I suspect that go's http client relies on a system certificate store, which does not exist inside the container. As a quick workaround, you can try using http URLs (which should be safe since you can specify the sha256 hash in the WORKSPACE file, though the traffic would not be kept secret).

I will do some research and see what can be done (I'm no docker expert).

mostynb commented 4 years ago

I have not been able to reproduce this error locally, though I did catch a different error with your testcase (fixed here: #307).

Inspecting the docker images with dive proved my initial guess wrong- we do already include ca certs.

Are you testing this on a network with some sort of transparent network proxy?

UebelAndre commented 4 years ago

No, I'm not behind a transparent proxy. I have this being hosted on another machine running CentOS but otherwise just ran docker-compose up -d on what I sent you.

UebelAndre commented 4 years ago

Interesting, I also was able to seemingly resolve the issue by doing the following:

  1. update the image to d8e6748f54ab271cb10e0c5ae6330fb45fe31fa5
  2. change the data mount point to /home/bazel-remote/data

I also suspect that I may have built the container where I saw the problem with a different version of Go (1.12) via a GitLab Autodev pipeline. I updated this but and did the things above and everything works.

I feel since 6abc54f50d40b0d5dcc3eb902d9cbd46e892215b the docker documentation might need to be updated since it seems like you'll get permissions errors now that the container isn't running as root.
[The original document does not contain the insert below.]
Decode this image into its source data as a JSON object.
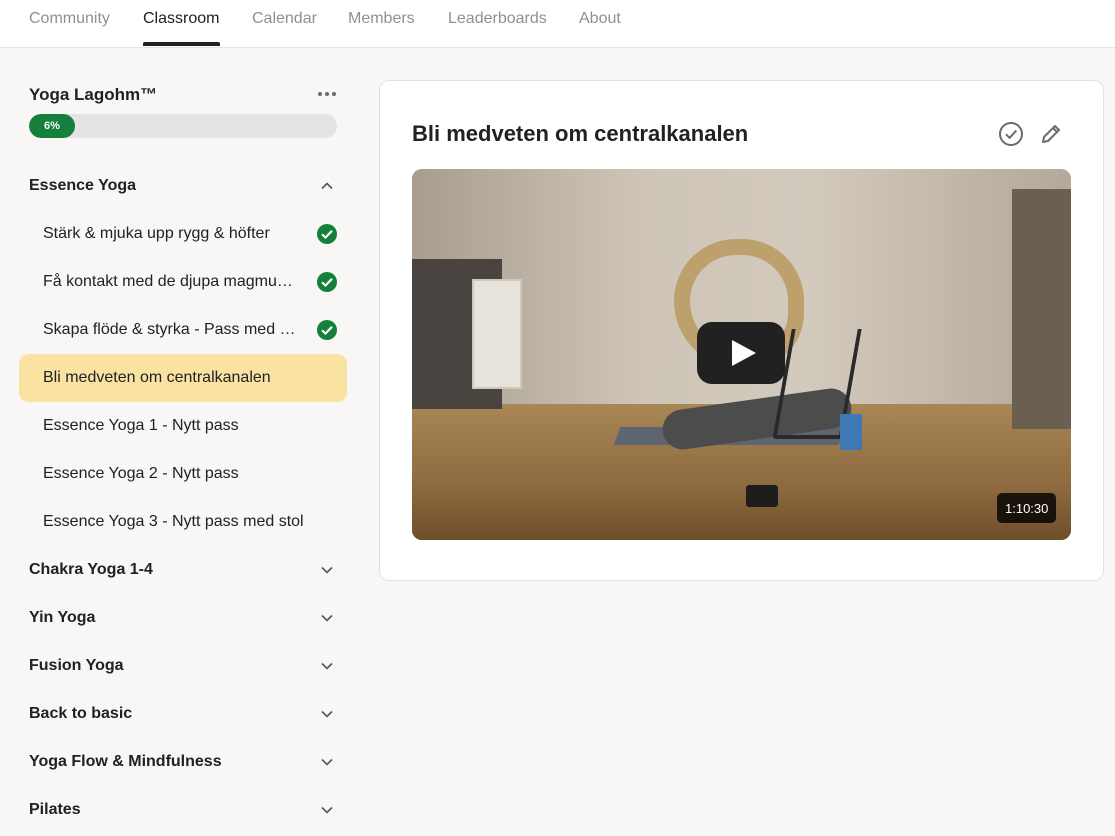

But I think this issue was just my own stupidity. Happy it lead to something productive though. Thanks for the help! 😄

mostynb commented 4 years ago

I'm not sure what the root cause was here, we always build with the default go toolchain for the version of rules_go that is specified in WORKSPACE, and it's logged at startup - 1.14.3 as you can see in your logs. Feel free to reopen this issue if the problem reappears.

Re documentation, I have a proposed update in #309.